Bobby Kinloch

Personal information
- Full name: Robert Kinloch
- Date of birth: 1935
- Place of birth: Glasgow, Scotland
- Date of death: 27 August 2014 (aged 79)
- Position(s): Inside forward; wing half;

Youth career
- Forres Mechanics
- Edinburgh Waverley

Senior career*
- Years: Team / Apps / (Gls)
- 1959–1962: Hibernian / 17 / (12)
- 1962–1963: Greenock Morton / 13 / (2)
- 1963–1964: Berwick Rangers / 16 / (1)
- 1964–196x: Toronto City
- 1965: Toronto Hungaria
- 1966–1967: Hamilton Steelers
- 1967–1968: Raith Rovers / 12 / (0)
- 1968: Dunfermline Athletic / 3 / (0)

= Bobby Kinloch =

Scottish footballer

Robert "Bobby" Kinloch (1935 – 27 August 2014) was a Scottish footballer who played for Forres Mechanics F.C. in the Scottish Highland Football League, Hibernian (Hibs), Greenock Morton, Berwick Rangers, Toronto City, Hamilton Steelers, Raith Rovers and Dunfermline Athletic.
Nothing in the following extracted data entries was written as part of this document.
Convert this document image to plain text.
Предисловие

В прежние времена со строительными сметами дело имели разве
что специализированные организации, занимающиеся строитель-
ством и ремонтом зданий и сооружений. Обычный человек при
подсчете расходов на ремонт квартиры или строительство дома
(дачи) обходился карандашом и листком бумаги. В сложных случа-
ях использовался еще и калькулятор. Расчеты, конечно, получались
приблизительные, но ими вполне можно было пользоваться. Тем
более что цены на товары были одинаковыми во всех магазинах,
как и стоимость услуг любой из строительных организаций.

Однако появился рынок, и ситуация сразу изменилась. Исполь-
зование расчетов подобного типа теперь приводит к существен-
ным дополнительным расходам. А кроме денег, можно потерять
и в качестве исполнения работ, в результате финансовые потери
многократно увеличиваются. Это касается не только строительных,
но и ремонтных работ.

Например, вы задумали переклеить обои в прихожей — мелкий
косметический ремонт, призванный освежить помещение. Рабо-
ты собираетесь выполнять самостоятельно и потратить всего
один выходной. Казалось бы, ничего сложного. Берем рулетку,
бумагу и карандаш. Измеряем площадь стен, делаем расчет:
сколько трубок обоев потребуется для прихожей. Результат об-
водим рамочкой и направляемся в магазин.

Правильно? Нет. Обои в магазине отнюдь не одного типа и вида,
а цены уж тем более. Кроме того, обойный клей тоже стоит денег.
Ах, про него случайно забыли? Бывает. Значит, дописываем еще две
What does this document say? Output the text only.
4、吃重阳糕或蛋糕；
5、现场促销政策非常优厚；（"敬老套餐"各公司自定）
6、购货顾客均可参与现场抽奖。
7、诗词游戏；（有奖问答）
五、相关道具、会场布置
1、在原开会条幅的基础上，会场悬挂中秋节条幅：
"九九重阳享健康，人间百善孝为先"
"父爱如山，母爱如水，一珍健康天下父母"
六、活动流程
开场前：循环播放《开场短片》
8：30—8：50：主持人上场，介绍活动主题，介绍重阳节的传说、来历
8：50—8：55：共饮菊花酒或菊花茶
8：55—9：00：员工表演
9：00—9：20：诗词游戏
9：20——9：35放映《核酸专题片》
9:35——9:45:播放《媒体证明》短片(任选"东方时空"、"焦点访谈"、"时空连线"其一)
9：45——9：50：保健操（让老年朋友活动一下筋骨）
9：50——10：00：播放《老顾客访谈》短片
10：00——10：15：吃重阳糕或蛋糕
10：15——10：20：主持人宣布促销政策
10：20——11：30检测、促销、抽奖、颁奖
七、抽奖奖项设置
Kinloch started his senior career with Forres Mechanics FC, having previously served his National Service in the Royal Air Force (RAF). Kinloch was stationed in Malaya while serving in the RAF and he played for the Malaya national football team. During his time with Hibs, Kinloch scored the winning goal in a European tie against Barcelona. After spells with Morton and Berwick, Kinloch emigrated to Canada and played in the ECPSL for Toronto and with Hamilton in 1966. In 1965, he played in the National Soccer League with Toronto Hungaria. He returned to Scotland and played for Fife clubs Raith Rovers and Dunfermline during the 1967–68 season, after which he retired from playing football.

He had a business career and attended many events organised by the Hibs former players' association after retiring from football. Kinloch died in 2014, aged 79.